Também foram excluídas as novelas que tratavam de temas ligados à escravatura, que obviamente
dão um tratamento muito específico aos personagens negros. Além
disso, Solange fez entrevistas com
alguns autores e atores de novelas.
Solange não acha que é papel da
novela mudar a sociedade -o
máximo que consegue é mudar e
criar modas. Mas, em sua opinião,
as telenovelas reforçam a imagem
desfavorável dos negros inclusive
entre os próprios negros.
Não seria de exclusiva responsabilidade dos autores essa situação,
segundo Solange -exatamente
por ser sutil, o preconceito às vezes se manifesta mesmo quando a
intenção é tentar mostrar que não
existe preconceito.
Autor de novelas como "Fera
Ferida" e de seriados como
"Tenda dos Milagres", com
grande participação dos negros e
ele mesmo mulato -ou negro,
como prefere se classificar-,
Aguinaldo Silva diz que o preconceito revelado nas novelas reproduz o preconceito dos brasileiros.

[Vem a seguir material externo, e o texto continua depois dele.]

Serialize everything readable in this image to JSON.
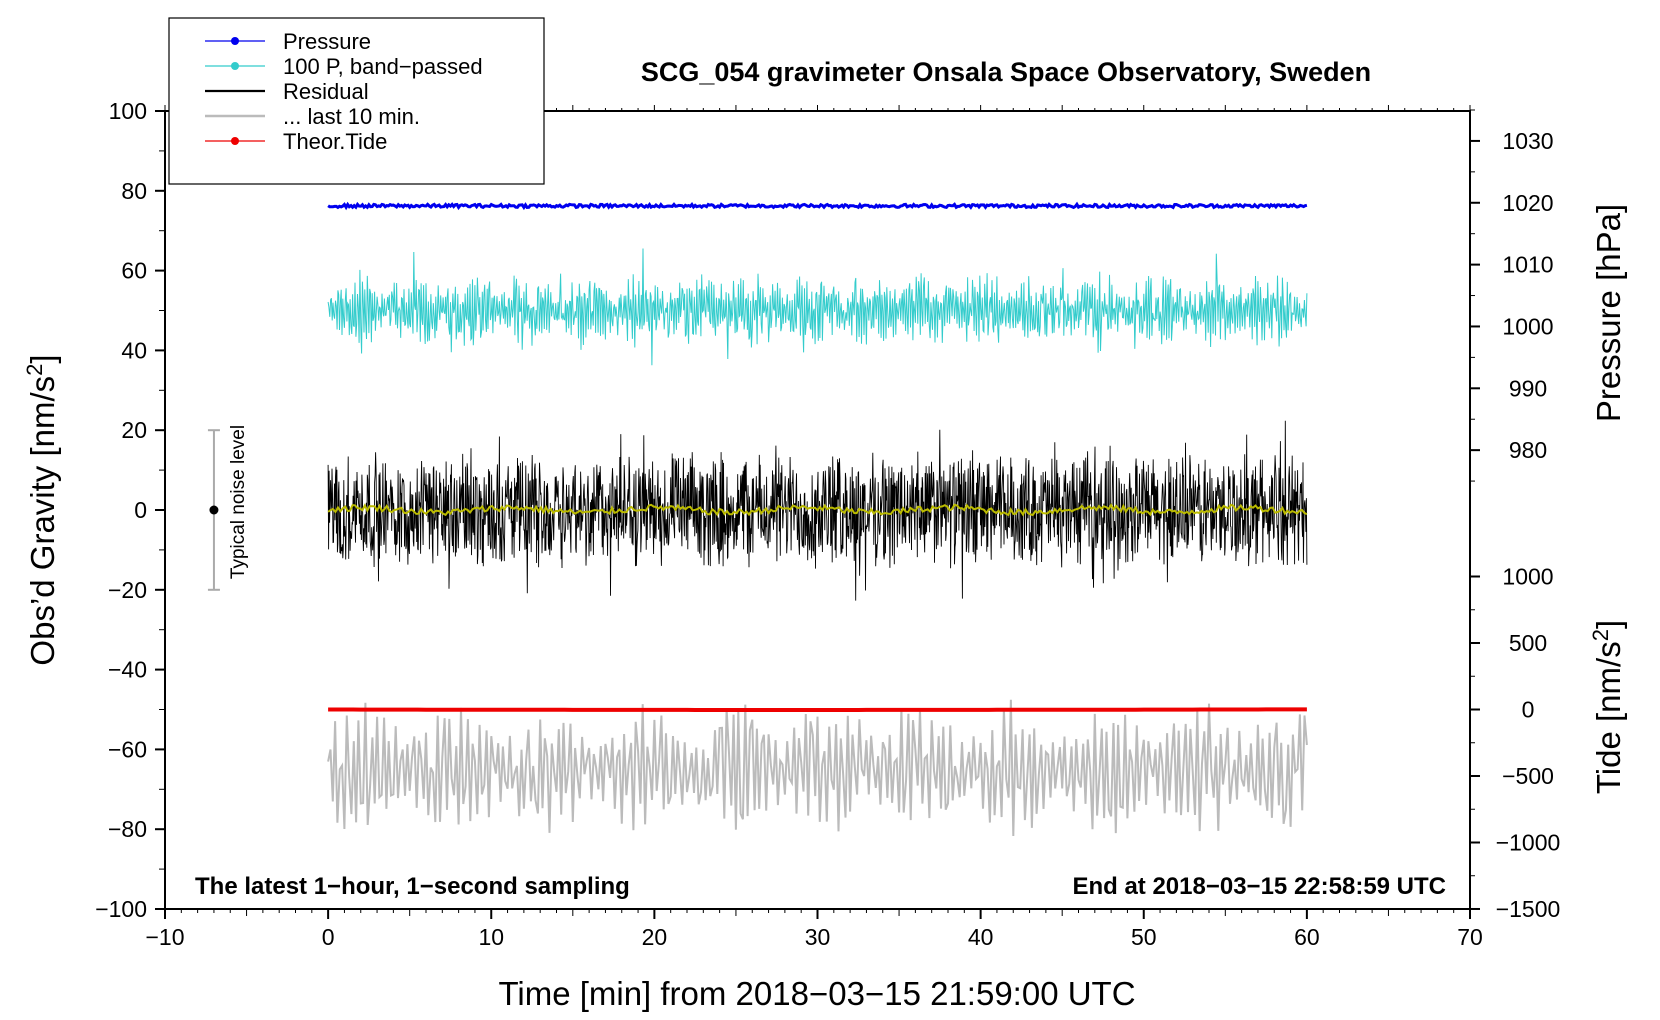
{
  "chart_data": {
    "type": "line",
    "title": "SCG_054 gravimeter Onsala Space Observatory, Sweden",
    "xlabel": "Time [min] from 2018−03−15 21:59:00 UTC",
    "ylabel_left": "Obs’d Gravity [nm/s",
    "ylabel_left_sup": "2",
    "ylabel_left_end": "]",
    "ylabel_right_pressure": "Pressure [hPa]",
    "ylabel_right_tide": "Tide [nm/s",
    "ylabel_right_tide_sup": "2",
    "ylabel_right_tide_end": "]",
    "xlim": [
      -10,
      70
    ],
    "ylim": [
      -100,
      100
    ],
    "x_ticks": [
      "−10",
      "0",
      "10",
      "20",
      "30",
      "40",
      "50",
      "60",
      "70"
    ],
    "x_tick_values": [
      -10,
      0,
      10,
      20,
      30,
      40,
      50,
      60,
      70
    ],
    "y_ticks": [
      "100",
      "80",
      "60",
      "40",
      "20",
      "0",
      "−20",
      "−40",
      "−60",
      "−80",
      "−100"
    ],
    "y_tick_values": [
      100,
      80,
      60,
      40,
      20,
      0,
      -20,
      -40,
      -60,
      -80,
      -100
    ],
    "pressure_axis": {
      "ticks": [
        "1030",
        "1020",
        "1010",
        "1000",
        "990",
        "980"
      ],
      "tick_values": [
        1030,
        1020,
        1010,
        1000,
        990,
        980
      ],
      "gravity_equiv_at_1030": 92.5,
      "gravity_per_hpa": 1.55
    },
    "tide_axis": {
      "ticks": [
        "1000",
        "500",
        "0",
        "−500",
        "−1000",
        "−1500"
      ],
      "tick_values": [
        1000,
        500,
        0,
        -500,
        -1000,
        -1500
      ],
      "gravity_equiv_at_0": -50,
      "gravity_per_unit": 0.03333
    },
    "series": [
      {
        "name": "Pressure",
        "color": "#0000ee",
        "level_hpa": 1019.5,
        "noise": 0.25
      },
      {
        "name": "100 P, band−passed",
        "color": "#33cccc",
        "center": 50,
        "amplitude": 9
      },
      {
        "name": "Residual",
        "color": "#000000",
        "center": 0,
        "amplitude": 14
      },
      {
        "name": "... last 10 min.",
        "color": "#bbbbbb",
        "center": -65,
        "amplitude": 15
      },
      {
        "name": "Theor.Tide",
        "color": "#ee0000",
        "start": 0,
        "end": 1
      }
    ],
    "smoothed_residual_color": "#bbbb00",
    "x_start": 0,
    "x_end": 60,
    "noise_level": {
      "label": "Typical noise level",
      "x": -7,
      "center": 0,
      "half_range": 20
    },
    "annotation_left": "The latest 1−hour, 1−second sampling",
    "annotation_right": "End at 2018−03−15 22:58:59 UTC",
    "legend_position": "top-left"
  }
}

"Acho que o problema é mais
amplo do que colocar a culpa do
preconceito na TV ou nas novelas.
Quantos negros ocupam cargos de
direção nos jornais ou nas universidades, por exemplo? As novelas,
a literatura reflete o preconceito
que existe na sociedade", afirma.
Ele acha que muitas vezes o autor das novelas acaba criando um
personagem negro ocupando um
cargo importante na comunidade
retratada, mas se torna artificial
porque na realidade são poucos os
profissionais liberais negros.
O público, de qualquer forma,
reverencia esses personagens por
reconhecer o "código" das novelas: o autor quer mostrar que não
se deve ter preconceito.
Outra razão para a dificuldade
em se criar papéis importantes para negros seria a escassez de bons
atores negros, "realmente preparados", afirma Silva. Quando ele
encontra um ator que o encanta,
procura valorizá-lo.
Escrevendo a próxima novela
das oito, ainda sem título, ele
criou um papel de destaque, "eixo da história", para a atriz Isabel
Fillardis, cuja personagem na novela "A Indomada" acabou desaparecendo rapidamente da trama.